Embora possa haver conexão entre uma ação ordinária de revisão de contrato e uma execução, a conveniência da reunião dos processos fica a depender da existência dos embargos.

O art. 105 do CPC “não contém regra de competência, mas somente de direção processual” (RT 677\131), no sentido de que deixa certa margem de discricionariedade para o juiz decidir pela conveniência (ou não) da reunião de processos conexos. O limite da conveniência será sempre a possibilidade de decisões contraditórias (RSTJ 112\169). O julgamento conjunto de processos se impõe sempre que haja o risco de decisões contraditórias.

Entre uma ação ordinária e uma ação de execução originárias de um mesmo contrato pode existir risco de decisões conflitantes, entre a sentença a ser proferida na primeira e a sentença dos embargos opostos à execução. Se o processo de execução nem sempre comporta uma sentença, esta é sempre exigida quando esse tipo de ação vem a ser atacada por meio dos embargos do devedor – que é uma ação de cognição incidental ao processo de execução. A sentença dos embargos pode entrar em conflito com a da ação ordinária quando sejam exigidas soluções para questões comuns.

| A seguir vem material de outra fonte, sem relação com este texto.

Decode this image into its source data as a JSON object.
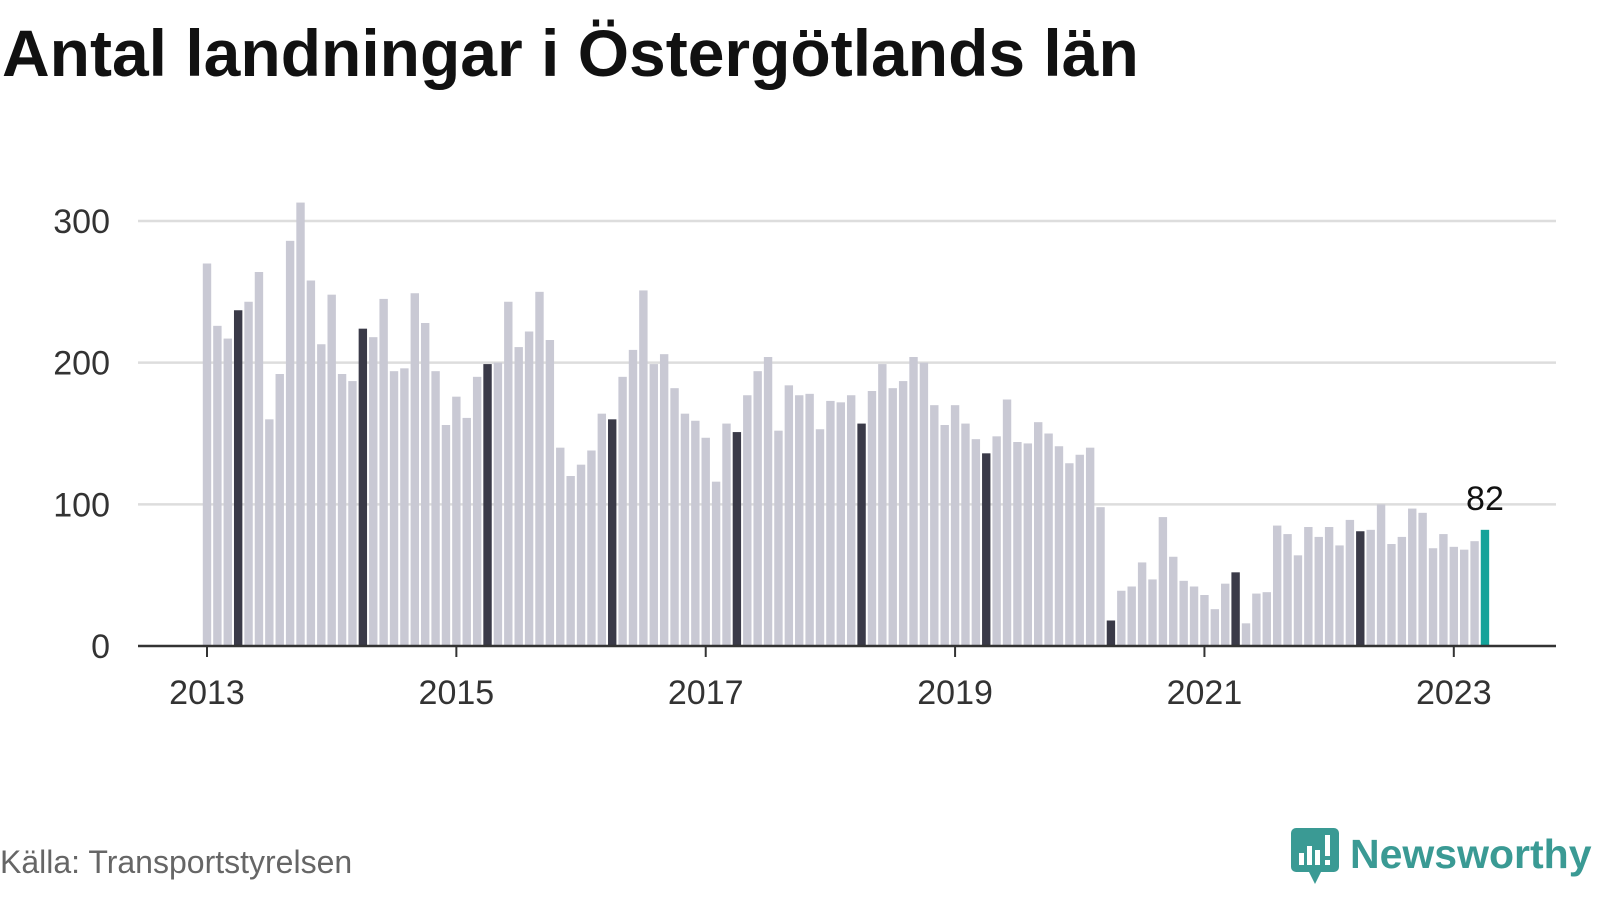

Assim, embora havendo conexão entre uma execução e uma ação ordinária originárias do mesmo contrato (RT 718\163), só haverá risco de decisões conflitantes quando a primeira for embargada. A reunião dos processos somente se justificará nessa hipótese, porque aí nasce o risco de decisões conflitantes. Daí se explica a jurisprudência firmada pela 4ª. Turma do STJ no sentido de que “o não oferecimento de embargos do devedor é obstáculo à reunião do processo de execução ao de ação ordinária que persegue a nulidade do título executivo” (STJ-4ª. Turma, REsp 11.620-SP, rel. Min. Fontes de Alencar, j. 16.3.93, DJU 17.05.93).  

A jurisprudência, realmente, já deixou assentado o entendimento de que a oposição dos embargos, na execução, faz nascer a conveniência para a reunião dos processos conexos, como demonstram os arestos abaixo ementados:         

“EXECUÇÃO POR TITULO EXTRAJUDICIAL, CONTRATOS DE MÚTUO. AJUIZAMENTO DE AÇÃO DE "REVISÃO" DOS CONTRATOS. SUSPENSÃO DA EXECUÇÃO. ALEGAÇÃO DE OFENSA AOS ARTIGOS 265, IV, A E 791, II, DO CPC.

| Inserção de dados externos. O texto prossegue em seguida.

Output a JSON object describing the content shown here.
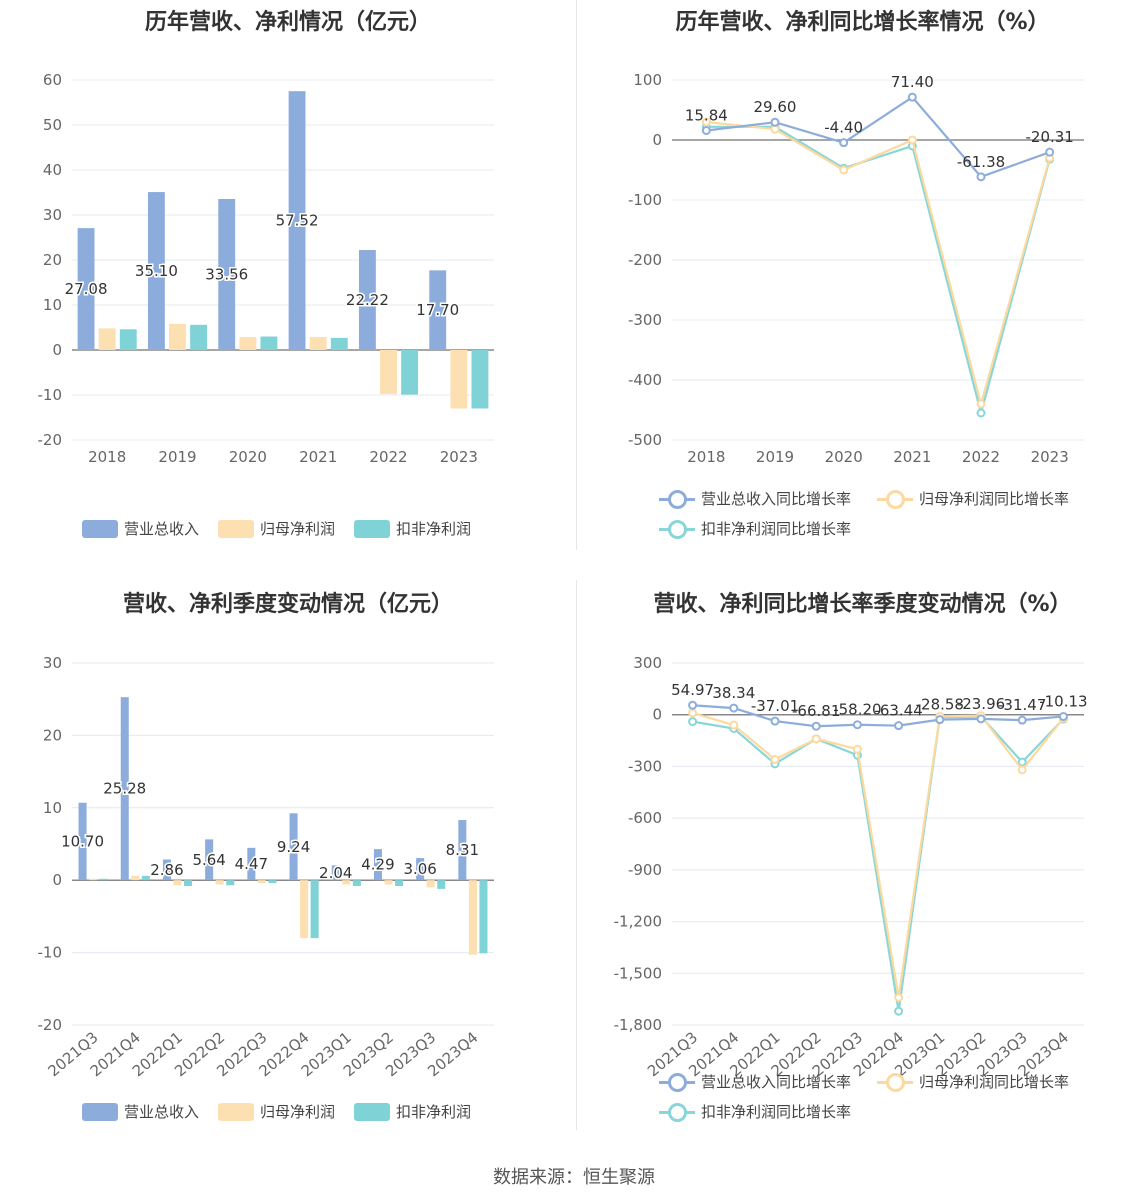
{
  "colors": {
    "revenue": "#8caddc",
    "parent_profit": "#fde0b2",
    "deducted_profit": "#7fd3d6",
    "revenue_line": "#8caddc",
    "parent_line": "#fcd99e",
    "deducted_line": "#88d6d8"
  },
  "source": "数据来源：恒生聚源",
  "chart_data": [
    {
      "type": "bar",
      "title": "历年营收、净利情况（亿元）",
      "categories": [
        "2018",
        "2019",
        "2020",
        "2021",
        "2022",
        "2023"
      ],
      "ylim": [
        -20,
        60
      ],
      "yticks": [
        60,
        50,
        40,
        30,
        20,
        10,
        0,
        -10,
        -20
      ],
      "grid": true,
      "legend": "bottom",
      "series": [
        {
          "name": "营业总收入",
          "values": [
            27.08,
            35.1,
            33.56,
            57.52,
            22.22,
            17.7
          ],
          "labels": [
            "27.08",
            "35.10",
            "33.56",
            "57.52",
            "22.22",
            "17.70"
          ]
        },
        {
          "name": "归母净利润",
          "values": [
            4.8,
            5.8,
            2.9,
            2.9,
            -9.8,
            -13.0
          ]
        },
        {
          "name": "扣非净利润",
          "values": [
            4.6,
            5.6,
            3.0,
            2.7,
            -9.9,
            -13.0
          ]
        }
      ]
    },
    {
      "type": "line",
      "title": "历年营收、净利同比增长率情况（%）",
      "categories": [
        "2018",
        "2019",
        "2020",
        "2021",
        "2022",
        "2023"
      ],
      "ylim": [
        -500,
        100
      ],
      "yticks": [
        100,
        0,
        -100,
        -200,
        -300,
        -400,
        -500
      ],
      "grid": true,
      "legend": "bottom",
      "series": [
        {
          "name": "营业总收入同比增长率",
          "values": [
            15.84,
            29.6,
            -4.4,
            71.4,
            -61.38,
            -20.31
          ],
          "labels": [
            "15.84",
            "29.60",
            "-4.40",
            "71.40",
            "-61.38",
            "-20.31"
          ]
        },
        {
          "name": "归母净利润同比增长率",
          "values": [
            30,
            18,
            -50,
            0,
            -440,
            -30
          ]
        },
        {
          "name": "扣非净利润同比增长率",
          "values": [
            22,
            22,
            -47,
            -10,
            -455,
            -32
          ]
        }
      ]
    },
    {
      "type": "bar",
      "title": "营收、净利季度变动情况（亿元）",
      "categories": [
        "2021Q3",
        "2021Q4",
        "2022Q1",
        "2022Q2",
        "2022Q3",
        "2022Q4",
        "2023Q1",
        "2023Q2",
        "2023Q3",
        "2023Q4"
      ],
      "ylim": [
        -20,
        30
      ],
      "yticks": [
        30,
        20,
        10,
        0,
        -10,
        -20
      ],
      "grid": true,
      "legend": "bottom",
      "series": [
        {
          "name": "营业总收入",
          "values": [
            10.7,
            25.28,
            2.86,
            5.64,
            4.47,
            9.24,
            2.04,
            4.29,
            3.06,
            8.31
          ],
          "labels": [
            "10.70",
            "25.28",
            "2.86",
            "5.64",
            "4.47",
            "9.24",
            "2.04",
            "4.29",
            "3.06",
            "8.31"
          ]
        },
        {
          "name": "归母净利润",
          "values": [
            0.2,
            0.6,
            -0.7,
            -0.6,
            -0.4,
            -8.0,
            -0.6,
            -0.6,
            -1.0,
            -10.3
          ]
        },
        {
          "name": "扣非净利润",
          "values": [
            0.2,
            0.6,
            -0.8,
            -0.7,
            -0.4,
            -8.0,
            -0.8,
            -0.8,
            -1.2,
            -10.1
          ]
        }
      ]
    },
    {
      "type": "line",
      "title": "营收、净利同比增长率季度变动情况（%）",
      "categories": [
        "2021Q3",
        "2021Q4",
        "2022Q1",
        "2022Q2",
        "2022Q3",
        "2022Q4",
        "2023Q1",
        "2023Q2",
        "2023Q3",
        "2023Q4"
      ],
      "ylim": [
        -1800,
        300
      ],
      "yticks": [
        300,
        0,
        -300,
        -600,
        -900,
        -1200,
        -1500,
        -1800
      ],
      "ytick_labels": [
        "300",
        "0",
        "-300",
        "-600",
        "-900",
        "-1,200",
        "-1,500",
        "-1,800"
      ],
      "grid": true,
      "legend": "bottom",
      "series": [
        {
          "name": "营业总收入同比增长率",
          "values": [
            54.97,
            38.34,
            -37.01,
            -66.81,
            -58.2,
            -63.44,
            -28.58,
            -23.96,
            -31.47,
            -10.13
          ],
          "labels": [
            "54.97",
            "38.34",
            "-37.01",
            "-66.81",
            "-58.20",
            "-63.44",
            "-28.58",
            "-23.96",
            "-31.47",
            "-10.13"
          ]
        },
        {
          "name": "归母净利润同比增长率",
          "values": [
            10,
            -60,
            -260,
            -140,
            -200,
            -1640,
            -10,
            -5,
            -320,
            -20
          ]
        },
        {
          "name": "扣非净利润同比增长率",
          "values": [
            -40,
            -80,
            -285,
            -140,
            -235,
            -1720,
            -15,
            -10,
            -275,
            -25
          ]
        }
      ]
    }
  ]
}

O Ajuizamento de ação buscando invalidar cláusulas de contratos com eficácia de título executivo, não impede que a respectiva ação de execução seja proposta e tenha curso normal. Opostos e recebidos embargos do devedor, e assim suspenso o processo de execução CPC, art. 791, I poder-se-ia cogitar da relação de conexão entre a ação de conhecimento e ação incidental ao processo executório, com a reunião de processos de ambas as ações, para instrução e julgamento conjuntos, no juízo prevalecente.

Recurso especial não conhecido.” (STJ-4a. Turma, REsp 8859-RS, rel. Min. Athos Carneiro, j. 10.12.91, DJ 25.05.92

“PROCESSUAL CIVIL. RECURSO ESPECIAL. PROPOSITURA DE AÇÃO REVISIONAL. ULTERIOR OPOSIÇÃO DE EMBARGOS DO DEVEDOR À EXECUÇÃO MOVIDA COM LASTRO NO TÍTULO EXECUTIVO EXTRAJUDICIAL CUJA REVISÃO SE REQUEREU. SENTENÇAS AINDA NÃO PROFERIDAS. CONEXÃO. EXISTÊNCIA. REUNIÃO DOS PROCESSOS. RAZÕES DE ORDEM PRÁTICA.

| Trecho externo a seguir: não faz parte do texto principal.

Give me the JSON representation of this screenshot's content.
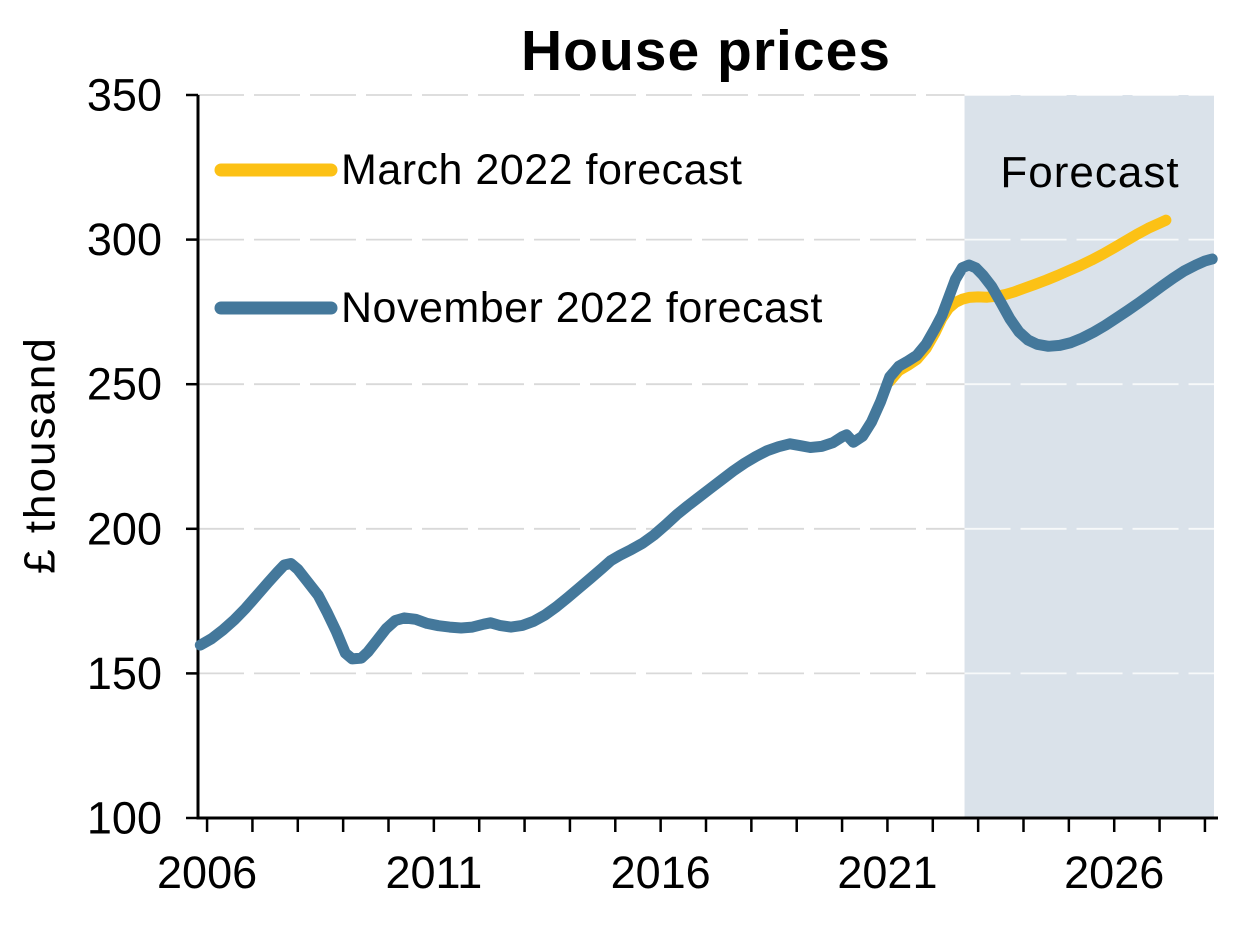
{
  "title": "House prices",
  "y_axis_label": "£ thousand",
  "forecast_label": "Forecast",
  "legend": [
    {
      "label": "March 2022 forecast",
      "color": "#fcc115"
    },
    {
      "label": "November 2022 forecast",
      "color": "#44789b"
    }
  ],
  "chart_data": {
    "type": "line",
    "title": "House prices",
    "xlabel": "",
    "ylabel": "£ thousand",
    "ylim": [
      100,
      350
    ],
    "xlim": [
      2005.8,
      2028.2
    ],
    "y_ticks": [
      100,
      150,
      200,
      250,
      300,
      350
    ],
    "x_tick_step_years": 1,
    "x_ticks_labeled": [
      "2006",
      "2011",
      "2016",
      "2021",
      "2026"
    ],
    "x_ticks_labeled_years": [
      2006,
      2011,
      2016,
      2021,
      2026
    ],
    "grid": "horizontal dashed",
    "gridline_color": "#d9d9d9",
    "axis_color": "#000000",
    "legend_position": "inside top-left",
    "forecast_band": {
      "label": "Forecast",
      "x_start": 2022.7,
      "x_end": 2028.2,
      "fill": "#dae2ea"
    },
    "series": [
      {
        "name": "March 2022 forecast",
        "color": "#fcc115",
        "points": [
          [
            2021.05,
            251.0
          ],
          [
            2021.25,
            254.7
          ],
          [
            2021.45,
            256.5
          ],
          [
            2021.65,
            258.6
          ],
          [
            2021.85,
            262.3
          ],
          [
            2022.05,
            267.8
          ],
          [
            2022.2,
            272.8
          ],
          [
            2022.35,
            276.3
          ],
          [
            2022.5,
            278.3
          ],
          [
            2022.65,
            279.4
          ],
          [
            2022.8,
            280.0
          ],
          [
            2023.0,
            280.2
          ],
          [
            2023.2,
            280.1
          ],
          [
            2023.4,
            280.4
          ],
          [
            2023.6,
            281.0
          ],
          [
            2023.8,
            281.9
          ],
          [
            2024.0,
            283.1
          ],
          [
            2024.25,
            284.5
          ],
          [
            2024.5,
            286.0
          ],
          [
            2024.75,
            287.6
          ],
          [
            2025.0,
            289.3
          ],
          [
            2025.25,
            291.0
          ],
          [
            2025.5,
            292.9
          ],
          [
            2025.75,
            295.0
          ],
          [
            2026.0,
            297.2
          ],
          [
            2026.25,
            299.5
          ],
          [
            2026.5,
            301.8
          ],
          [
            2026.75,
            303.9
          ],
          [
            2027.0,
            305.7
          ],
          [
            2027.14,
            306.7
          ]
        ]
      },
      {
        "name": "November 2022 forecast",
        "color": "#44789b",
        "points": [
          [
            2005.85,
            159.8
          ],
          [
            2006.1,
            162.0
          ],
          [
            2006.35,
            165.0
          ],
          [
            2006.6,
            168.5
          ],
          [
            2006.85,
            172.5
          ],
          [
            2007.1,
            177.0
          ],
          [
            2007.35,
            181.5
          ],
          [
            2007.55,
            185.0
          ],
          [
            2007.7,
            187.5
          ],
          [
            2007.85,
            188.0
          ],
          [
            2008.0,
            186.0
          ],
          [
            2008.2,
            182.0
          ],
          [
            2008.45,
            177.0
          ],
          [
            2008.65,
            171.0
          ],
          [
            2008.85,
            164.5
          ],
          [
            2009.05,
            157.0
          ],
          [
            2009.2,
            155.0
          ],
          [
            2009.4,
            155.3
          ],
          [
            2009.55,
            157.5
          ],
          [
            2009.75,
            161.5
          ],
          [
            2009.95,
            165.5
          ],
          [
            2010.15,
            168.3
          ],
          [
            2010.35,
            169.2
          ],
          [
            2010.6,
            168.7
          ],
          [
            2010.85,
            167.3
          ],
          [
            2011.1,
            166.5
          ],
          [
            2011.35,
            166.0
          ],
          [
            2011.6,
            165.7
          ],
          [
            2011.85,
            166.0
          ],
          [
            2012.1,
            167.0
          ],
          [
            2012.25,
            167.5
          ],
          [
            2012.45,
            166.6
          ],
          [
            2012.7,
            166.0
          ],
          [
            2012.95,
            166.6
          ],
          [
            2013.2,
            168.0
          ],
          [
            2013.45,
            170.2
          ],
          [
            2013.7,
            173.0
          ],
          [
            2013.95,
            176.2
          ],
          [
            2014.2,
            179.5
          ],
          [
            2014.45,
            182.8
          ],
          [
            2014.7,
            186.2
          ],
          [
            2014.9,
            189.0
          ],
          [
            2015.1,
            190.8
          ],
          [
            2015.35,
            192.8
          ],
          [
            2015.6,
            195.0
          ],
          [
            2015.85,
            197.8
          ],
          [
            2016.1,
            201.2
          ],
          [
            2016.35,
            204.8
          ],
          [
            2016.6,
            208.0
          ],
          [
            2016.85,
            211.0
          ],
          [
            2017.1,
            214.0
          ],
          [
            2017.35,
            217.0
          ],
          [
            2017.6,
            220.0
          ],
          [
            2017.85,
            222.7
          ],
          [
            2018.1,
            225.0
          ],
          [
            2018.35,
            227.0
          ],
          [
            2018.6,
            228.4
          ],
          [
            2018.85,
            229.4
          ],
          [
            2019.1,
            228.7
          ],
          [
            2019.3,
            228.1
          ],
          [
            2019.55,
            228.5
          ],
          [
            2019.8,
            229.8
          ],
          [
            2020.0,
            231.8
          ],
          [
            2020.1,
            232.5
          ],
          [
            2020.25,
            229.9
          ],
          [
            2020.45,
            232.0
          ],
          [
            2020.65,
            237.0
          ],
          [
            2020.85,
            244.0
          ],
          [
            2021.05,
            252.5
          ],
          [
            2021.25,
            256.2
          ],
          [
            2021.45,
            258.0
          ],
          [
            2021.65,
            260.0
          ],
          [
            2021.85,
            263.8
          ],
          [
            2022.05,
            269.3
          ],
          [
            2022.2,
            273.8
          ],
          [
            2022.35,
            280.0
          ],
          [
            2022.5,
            286.3
          ],
          [
            2022.65,
            290.3
          ],
          [
            2022.8,
            291.2
          ],
          [
            2022.95,
            290.2
          ],
          [
            2023.1,
            287.8
          ],
          [
            2023.3,
            283.8
          ],
          [
            2023.5,
            278.3
          ],
          [
            2023.7,
            272.6
          ],
          [
            2023.9,
            268.1
          ],
          [
            2024.1,
            265.3
          ],
          [
            2024.3,
            263.8
          ],
          [
            2024.55,
            263.1
          ],
          [
            2024.8,
            263.4
          ],
          [
            2025.05,
            264.4
          ],
          [
            2025.3,
            266.0
          ],
          [
            2025.55,
            268.0
          ],
          [
            2025.8,
            270.3
          ],
          [
            2026.05,
            272.9
          ],
          [
            2026.3,
            275.5
          ],
          [
            2026.55,
            278.2
          ],
          [
            2026.8,
            281.0
          ],
          [
            2027.05,
            283.9
          ],
          [
            2027.3,
            286.7
          ],
          [
            2027.55,
            289.2
          ],
          [
            2027.8,
            291.2
          ],
          [
            2028.0,
            292.6
          ],
          [
            2028.16,
            293.3
          ]
        ]
      }
    ]
  }
}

- Proposta ação de conhecimento pelo devedor onde se postula a revisão judicial de cláusulas constantes de título executivo extrajudicial, ou do contrato que o originou, e opostos, posteriormente, embargos do devedor à execução movida pelo credor com lastro no título executivo objeto da ação revisional, a identidade de partes e de pedido autoriza a reunião dos processos em consideração à carga de conexidade existente entre eles e por razões de ordem prática, desde que ambos ainda não tenham sido apreciados no primeiro grau de jurisdição. Precedentes. Recurso especial provido” (STJ-3a. Turma, REsp 514454-SP, rel. Min. Nancy Andrighi, j. 02.09.03, DJ 20.10.03).  


11. Conexão entre execução, ajuizada perante a Justiça Comum, e ação ordinária de revisão do contrato habitacional, junto à Justiça Federal

 Qual procedimento a ser seguido diante da concorrência de um processo de execução hipotecária (e os respectivos embargos), aforado perante a Justiça Comum, com uma ação ordinária, de revisão do contrato de financiamento habitacional, esta tramitando perante a Justiça Federal? O Juiz estadual deve, reconhecendo conexão, remeter os autos da execução para a Justiça Federal? Mesmo que não reconheça a existência de conexão, a execução deve ser suspensa, por depender da sentença de mérito que será proferida naquela ação (ordinária de revisão), em obediência à regra do art. 265, VI, “a”, do CPC?

Essas são questões recorrentes quando se trata de decidir sobre o andamento desses dois tipos de ações, ajuizadas em ramos diferentes da Justiça. Para dar um exemplo de como isso pode acontecer na prática, relembramos que a Caixa Econômica Federal alienou parte de sua carteira habitacional para bancos privados, que passaram a executar os mutuários em situação de inadimplência junto à Justiça Comum. Ocorre que esses mutuários, nas mais das vezes, já tinham promovido (ou vêm a promover) ações de revisão do contrato habitacional na Justiça Federal. Esta é competente para a primeira ação (revisão), mas não para a segunda (execução). As ações, contudo, guardam estreita conexão entre si. Elas devem ser reunidas ou simplesmente suspensa a execução?    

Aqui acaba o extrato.